Critical areas to watch for membership impacts include:
– Network Coverage. As supply-side contracts are consolidated in shared geographies, underlying in-network providers are likely to change. Depending on the type of plan the member or their family has enrolled in, they may be forced to change physicians or experience an increase in costs.
– Customer Service. Customer service representatives may be challenged during transition periods as the tools and systems they utilize may be going through consolidation. These tools serve as an experience gateway to assist current and potential members with general coverage questions, claims status or billing inquiries.
– Member Self-Service. Member access to information through portal and mobile channels may also be impacted depending on the integration strategy. Members often look to gain real-time information and account status through payer self-service systems. This access point and the related user experience are likely to change for a large part of the membership and it is critical to ensure member preferences and history aren’t lost in the conversion process.
– Culture Shifts. Today, each payer attracts members via their own brand and has shaped their messaging and culture to serve their customers accordingly. The combination of two distinct cultures is likely to have upfront impacts on member engagement and, as a result, downstream impacts at the time of renewal consideration.

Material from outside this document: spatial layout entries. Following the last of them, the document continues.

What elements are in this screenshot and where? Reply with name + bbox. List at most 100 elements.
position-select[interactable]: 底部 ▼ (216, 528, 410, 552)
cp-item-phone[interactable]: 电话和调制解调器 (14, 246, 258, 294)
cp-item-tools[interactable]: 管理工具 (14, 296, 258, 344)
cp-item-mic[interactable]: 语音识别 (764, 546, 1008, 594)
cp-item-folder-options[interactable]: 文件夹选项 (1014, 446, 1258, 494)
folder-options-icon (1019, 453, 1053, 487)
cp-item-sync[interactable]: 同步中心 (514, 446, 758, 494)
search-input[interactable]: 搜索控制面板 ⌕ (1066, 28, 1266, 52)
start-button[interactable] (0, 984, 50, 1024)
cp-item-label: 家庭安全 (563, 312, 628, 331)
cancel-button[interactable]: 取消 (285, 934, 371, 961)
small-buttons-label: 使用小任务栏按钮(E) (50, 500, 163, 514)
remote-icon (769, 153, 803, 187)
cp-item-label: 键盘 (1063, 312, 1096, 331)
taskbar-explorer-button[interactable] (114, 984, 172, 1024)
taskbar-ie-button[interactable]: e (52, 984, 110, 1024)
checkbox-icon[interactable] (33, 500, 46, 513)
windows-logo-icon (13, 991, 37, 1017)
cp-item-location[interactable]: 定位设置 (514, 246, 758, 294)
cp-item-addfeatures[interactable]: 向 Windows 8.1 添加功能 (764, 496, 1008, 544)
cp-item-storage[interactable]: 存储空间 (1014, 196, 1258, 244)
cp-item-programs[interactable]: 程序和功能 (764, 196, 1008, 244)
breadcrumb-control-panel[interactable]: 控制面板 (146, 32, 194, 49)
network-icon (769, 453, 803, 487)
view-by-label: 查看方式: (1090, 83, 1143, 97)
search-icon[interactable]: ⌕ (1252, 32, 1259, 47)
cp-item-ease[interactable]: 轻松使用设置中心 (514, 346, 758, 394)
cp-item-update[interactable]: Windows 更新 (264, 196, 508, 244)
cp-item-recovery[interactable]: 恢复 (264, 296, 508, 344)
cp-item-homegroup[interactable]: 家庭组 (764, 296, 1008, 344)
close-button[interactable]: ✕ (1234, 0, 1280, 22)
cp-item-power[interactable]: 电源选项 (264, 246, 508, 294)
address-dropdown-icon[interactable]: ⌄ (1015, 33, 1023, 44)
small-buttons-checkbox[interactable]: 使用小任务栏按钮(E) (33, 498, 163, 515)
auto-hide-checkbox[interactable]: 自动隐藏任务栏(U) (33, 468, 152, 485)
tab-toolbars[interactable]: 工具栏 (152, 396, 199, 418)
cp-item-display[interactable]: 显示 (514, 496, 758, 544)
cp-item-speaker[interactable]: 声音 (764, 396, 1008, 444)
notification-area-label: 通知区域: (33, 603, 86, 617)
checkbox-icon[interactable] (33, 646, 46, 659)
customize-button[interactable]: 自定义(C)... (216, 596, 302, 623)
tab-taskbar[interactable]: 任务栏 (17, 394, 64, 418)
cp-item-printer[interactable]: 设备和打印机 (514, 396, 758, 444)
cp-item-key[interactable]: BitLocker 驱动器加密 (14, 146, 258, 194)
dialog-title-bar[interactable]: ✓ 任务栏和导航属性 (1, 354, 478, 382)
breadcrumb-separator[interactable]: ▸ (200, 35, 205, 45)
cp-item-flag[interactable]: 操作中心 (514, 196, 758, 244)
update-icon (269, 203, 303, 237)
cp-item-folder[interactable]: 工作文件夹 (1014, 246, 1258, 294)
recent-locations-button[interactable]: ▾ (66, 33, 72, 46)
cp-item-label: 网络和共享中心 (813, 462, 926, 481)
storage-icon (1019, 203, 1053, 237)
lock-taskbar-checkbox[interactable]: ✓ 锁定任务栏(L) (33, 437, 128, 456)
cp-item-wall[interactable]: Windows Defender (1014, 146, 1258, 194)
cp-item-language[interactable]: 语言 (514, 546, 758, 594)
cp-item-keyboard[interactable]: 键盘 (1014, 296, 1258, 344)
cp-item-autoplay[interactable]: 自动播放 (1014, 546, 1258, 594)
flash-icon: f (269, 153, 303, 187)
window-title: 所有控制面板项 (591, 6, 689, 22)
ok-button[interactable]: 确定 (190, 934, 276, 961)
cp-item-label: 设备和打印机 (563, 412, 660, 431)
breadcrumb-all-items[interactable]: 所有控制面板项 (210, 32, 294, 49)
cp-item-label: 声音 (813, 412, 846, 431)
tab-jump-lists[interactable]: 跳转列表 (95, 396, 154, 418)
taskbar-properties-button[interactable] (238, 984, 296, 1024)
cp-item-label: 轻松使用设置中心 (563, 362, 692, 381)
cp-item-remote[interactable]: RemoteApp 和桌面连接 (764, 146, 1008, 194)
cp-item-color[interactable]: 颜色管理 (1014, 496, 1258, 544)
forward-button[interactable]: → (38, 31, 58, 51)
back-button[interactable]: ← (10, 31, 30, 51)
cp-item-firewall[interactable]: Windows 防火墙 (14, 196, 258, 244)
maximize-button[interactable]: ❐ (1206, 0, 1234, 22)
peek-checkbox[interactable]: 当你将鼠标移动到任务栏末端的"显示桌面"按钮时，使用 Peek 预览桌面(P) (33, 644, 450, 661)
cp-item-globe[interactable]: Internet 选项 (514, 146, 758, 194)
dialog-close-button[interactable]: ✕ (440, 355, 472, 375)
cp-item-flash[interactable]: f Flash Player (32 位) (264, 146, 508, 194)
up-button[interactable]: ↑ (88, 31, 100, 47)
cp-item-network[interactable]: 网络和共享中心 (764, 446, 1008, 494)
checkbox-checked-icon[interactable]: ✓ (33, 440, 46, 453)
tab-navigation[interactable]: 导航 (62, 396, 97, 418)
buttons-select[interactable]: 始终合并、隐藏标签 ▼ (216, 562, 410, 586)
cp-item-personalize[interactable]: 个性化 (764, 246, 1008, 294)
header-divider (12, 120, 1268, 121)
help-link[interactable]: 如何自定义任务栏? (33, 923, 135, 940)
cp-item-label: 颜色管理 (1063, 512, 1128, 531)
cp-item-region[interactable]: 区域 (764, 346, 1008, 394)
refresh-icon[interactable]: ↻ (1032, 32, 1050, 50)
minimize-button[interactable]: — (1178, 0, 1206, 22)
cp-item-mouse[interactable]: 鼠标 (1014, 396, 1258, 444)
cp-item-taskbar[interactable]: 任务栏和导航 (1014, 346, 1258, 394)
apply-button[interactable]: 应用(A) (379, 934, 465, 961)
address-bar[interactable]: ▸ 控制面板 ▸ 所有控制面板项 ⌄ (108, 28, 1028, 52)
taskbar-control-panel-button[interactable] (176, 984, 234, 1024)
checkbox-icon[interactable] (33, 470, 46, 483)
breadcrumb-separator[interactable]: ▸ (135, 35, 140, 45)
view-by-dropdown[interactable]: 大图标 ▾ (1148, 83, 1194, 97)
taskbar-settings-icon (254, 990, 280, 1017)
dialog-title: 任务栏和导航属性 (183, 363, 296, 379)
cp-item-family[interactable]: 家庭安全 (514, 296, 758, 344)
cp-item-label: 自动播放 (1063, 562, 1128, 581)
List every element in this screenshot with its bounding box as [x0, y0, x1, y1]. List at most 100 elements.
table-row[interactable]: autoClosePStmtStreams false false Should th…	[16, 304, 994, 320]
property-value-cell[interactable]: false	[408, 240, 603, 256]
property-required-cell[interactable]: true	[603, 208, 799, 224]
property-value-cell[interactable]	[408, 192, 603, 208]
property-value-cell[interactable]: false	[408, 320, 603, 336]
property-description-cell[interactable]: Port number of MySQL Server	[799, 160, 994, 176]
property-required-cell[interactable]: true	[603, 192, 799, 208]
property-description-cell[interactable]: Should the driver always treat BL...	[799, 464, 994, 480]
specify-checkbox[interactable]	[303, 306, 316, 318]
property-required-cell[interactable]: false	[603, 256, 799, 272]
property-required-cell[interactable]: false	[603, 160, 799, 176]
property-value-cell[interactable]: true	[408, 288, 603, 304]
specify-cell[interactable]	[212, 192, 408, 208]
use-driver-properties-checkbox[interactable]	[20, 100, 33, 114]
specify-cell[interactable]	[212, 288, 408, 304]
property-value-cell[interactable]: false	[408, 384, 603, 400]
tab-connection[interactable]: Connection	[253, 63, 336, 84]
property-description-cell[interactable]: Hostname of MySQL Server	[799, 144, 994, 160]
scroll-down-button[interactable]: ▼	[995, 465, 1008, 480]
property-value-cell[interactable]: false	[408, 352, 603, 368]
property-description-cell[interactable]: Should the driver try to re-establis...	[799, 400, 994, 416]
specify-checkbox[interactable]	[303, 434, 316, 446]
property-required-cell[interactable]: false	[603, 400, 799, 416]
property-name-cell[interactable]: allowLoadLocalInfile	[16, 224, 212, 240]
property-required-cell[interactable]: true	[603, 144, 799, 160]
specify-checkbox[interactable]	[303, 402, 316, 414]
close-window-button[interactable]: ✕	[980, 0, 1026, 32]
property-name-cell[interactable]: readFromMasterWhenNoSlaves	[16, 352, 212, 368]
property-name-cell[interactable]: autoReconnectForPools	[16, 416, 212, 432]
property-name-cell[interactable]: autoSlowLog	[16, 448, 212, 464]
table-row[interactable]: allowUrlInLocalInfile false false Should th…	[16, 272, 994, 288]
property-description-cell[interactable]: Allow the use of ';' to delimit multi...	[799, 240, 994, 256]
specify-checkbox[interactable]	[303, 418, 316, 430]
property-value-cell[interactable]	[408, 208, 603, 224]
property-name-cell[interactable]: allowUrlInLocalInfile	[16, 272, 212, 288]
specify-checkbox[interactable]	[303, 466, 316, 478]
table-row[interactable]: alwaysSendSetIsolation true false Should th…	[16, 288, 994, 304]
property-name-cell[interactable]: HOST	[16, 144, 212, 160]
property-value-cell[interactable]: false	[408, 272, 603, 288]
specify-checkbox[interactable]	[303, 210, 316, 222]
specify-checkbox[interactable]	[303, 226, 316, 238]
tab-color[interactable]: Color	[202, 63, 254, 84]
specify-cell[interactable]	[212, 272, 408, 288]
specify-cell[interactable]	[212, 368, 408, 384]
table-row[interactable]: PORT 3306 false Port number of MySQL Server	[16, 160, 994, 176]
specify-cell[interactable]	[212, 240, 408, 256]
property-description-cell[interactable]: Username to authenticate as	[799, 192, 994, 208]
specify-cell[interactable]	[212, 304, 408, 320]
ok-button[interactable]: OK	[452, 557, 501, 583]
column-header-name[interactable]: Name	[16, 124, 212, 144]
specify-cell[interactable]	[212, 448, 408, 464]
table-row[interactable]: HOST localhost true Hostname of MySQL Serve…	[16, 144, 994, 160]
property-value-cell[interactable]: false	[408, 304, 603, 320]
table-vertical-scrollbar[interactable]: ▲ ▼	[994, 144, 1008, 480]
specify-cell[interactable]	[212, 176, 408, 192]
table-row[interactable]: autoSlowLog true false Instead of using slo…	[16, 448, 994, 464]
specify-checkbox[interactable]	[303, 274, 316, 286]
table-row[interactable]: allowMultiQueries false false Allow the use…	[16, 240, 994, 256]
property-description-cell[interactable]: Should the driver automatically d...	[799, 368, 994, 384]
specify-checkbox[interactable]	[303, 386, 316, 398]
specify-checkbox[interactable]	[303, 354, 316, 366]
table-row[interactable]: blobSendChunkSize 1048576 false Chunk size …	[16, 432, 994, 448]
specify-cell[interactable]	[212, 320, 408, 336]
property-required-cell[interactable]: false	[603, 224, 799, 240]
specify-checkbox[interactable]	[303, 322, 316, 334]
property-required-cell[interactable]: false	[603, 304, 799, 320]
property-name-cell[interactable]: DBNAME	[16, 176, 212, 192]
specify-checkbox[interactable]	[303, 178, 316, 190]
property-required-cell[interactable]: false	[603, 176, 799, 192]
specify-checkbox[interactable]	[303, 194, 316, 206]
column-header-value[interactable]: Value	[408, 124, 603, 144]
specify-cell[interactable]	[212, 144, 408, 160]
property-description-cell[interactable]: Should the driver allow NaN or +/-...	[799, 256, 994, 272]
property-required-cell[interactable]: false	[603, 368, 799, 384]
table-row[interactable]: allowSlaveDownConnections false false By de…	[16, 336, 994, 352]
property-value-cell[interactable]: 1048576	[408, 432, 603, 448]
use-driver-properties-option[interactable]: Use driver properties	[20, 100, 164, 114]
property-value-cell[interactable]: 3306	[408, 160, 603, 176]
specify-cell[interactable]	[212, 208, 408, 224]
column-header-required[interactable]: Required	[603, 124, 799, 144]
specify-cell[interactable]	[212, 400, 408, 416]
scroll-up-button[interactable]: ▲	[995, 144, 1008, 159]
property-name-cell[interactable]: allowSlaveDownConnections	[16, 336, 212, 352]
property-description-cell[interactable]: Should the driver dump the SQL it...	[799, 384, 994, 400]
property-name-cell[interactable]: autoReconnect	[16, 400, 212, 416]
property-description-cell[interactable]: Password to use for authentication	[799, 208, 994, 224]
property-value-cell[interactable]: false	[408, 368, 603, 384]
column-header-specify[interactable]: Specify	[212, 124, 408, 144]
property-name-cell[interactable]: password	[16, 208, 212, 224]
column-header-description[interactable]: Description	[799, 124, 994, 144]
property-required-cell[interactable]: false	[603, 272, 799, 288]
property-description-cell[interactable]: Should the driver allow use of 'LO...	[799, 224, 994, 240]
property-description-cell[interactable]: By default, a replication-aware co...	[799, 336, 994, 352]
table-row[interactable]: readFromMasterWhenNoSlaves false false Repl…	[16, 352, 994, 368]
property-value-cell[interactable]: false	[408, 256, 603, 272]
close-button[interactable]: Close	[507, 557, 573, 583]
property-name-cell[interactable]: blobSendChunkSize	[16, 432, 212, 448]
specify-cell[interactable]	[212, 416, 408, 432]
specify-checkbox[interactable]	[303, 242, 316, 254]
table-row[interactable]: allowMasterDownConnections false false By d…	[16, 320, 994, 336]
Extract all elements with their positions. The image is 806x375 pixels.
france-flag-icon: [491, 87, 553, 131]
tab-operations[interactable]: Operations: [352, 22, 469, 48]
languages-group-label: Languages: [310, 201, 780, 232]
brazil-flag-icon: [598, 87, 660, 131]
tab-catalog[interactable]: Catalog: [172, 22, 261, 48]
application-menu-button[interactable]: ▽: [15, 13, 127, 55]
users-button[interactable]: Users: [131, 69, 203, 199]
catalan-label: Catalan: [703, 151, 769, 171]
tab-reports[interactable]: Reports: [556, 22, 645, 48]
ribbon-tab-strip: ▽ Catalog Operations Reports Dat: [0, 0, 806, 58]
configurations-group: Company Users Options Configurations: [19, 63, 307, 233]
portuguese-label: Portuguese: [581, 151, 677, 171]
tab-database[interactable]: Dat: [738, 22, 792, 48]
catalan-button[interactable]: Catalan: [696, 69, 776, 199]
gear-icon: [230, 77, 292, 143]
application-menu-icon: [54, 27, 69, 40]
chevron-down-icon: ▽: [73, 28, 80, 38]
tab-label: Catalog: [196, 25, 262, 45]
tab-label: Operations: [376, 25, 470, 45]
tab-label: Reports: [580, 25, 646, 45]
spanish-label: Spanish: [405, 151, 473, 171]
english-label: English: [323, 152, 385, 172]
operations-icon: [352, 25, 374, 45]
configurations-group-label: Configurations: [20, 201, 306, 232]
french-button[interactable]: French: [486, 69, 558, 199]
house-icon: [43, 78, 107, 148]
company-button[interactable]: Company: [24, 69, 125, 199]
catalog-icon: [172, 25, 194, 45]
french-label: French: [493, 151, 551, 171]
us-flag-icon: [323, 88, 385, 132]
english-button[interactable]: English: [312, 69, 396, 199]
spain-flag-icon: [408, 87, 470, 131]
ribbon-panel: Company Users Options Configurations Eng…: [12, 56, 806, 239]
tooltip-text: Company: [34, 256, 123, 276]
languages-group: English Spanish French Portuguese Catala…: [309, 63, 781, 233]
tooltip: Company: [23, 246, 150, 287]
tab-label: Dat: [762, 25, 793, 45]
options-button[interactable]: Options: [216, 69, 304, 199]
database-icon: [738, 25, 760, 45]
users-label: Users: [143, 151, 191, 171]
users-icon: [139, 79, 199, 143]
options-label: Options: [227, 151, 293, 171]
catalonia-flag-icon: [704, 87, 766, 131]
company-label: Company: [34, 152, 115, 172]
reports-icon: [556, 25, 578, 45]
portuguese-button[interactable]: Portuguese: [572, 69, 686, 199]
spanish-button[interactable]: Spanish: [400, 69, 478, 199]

All in all, it’s a long road ahead
In the end, the integration of two large organizations is a complex endeavor that takes 3-5 years or more to complete. It’s important for technology executives to keep this in mind and prepare their teams for the significant amount of change and potential pitfalls involved in the long journey.
CIOs must take decisive action in the early days of a merger to maximize shareholder value and minimize potential member impacts. With the right plan, leadership team and vision in place, it can be a very rewarding and successful transformation.
Opinions expressed by HIT Consultant Contributors are their own.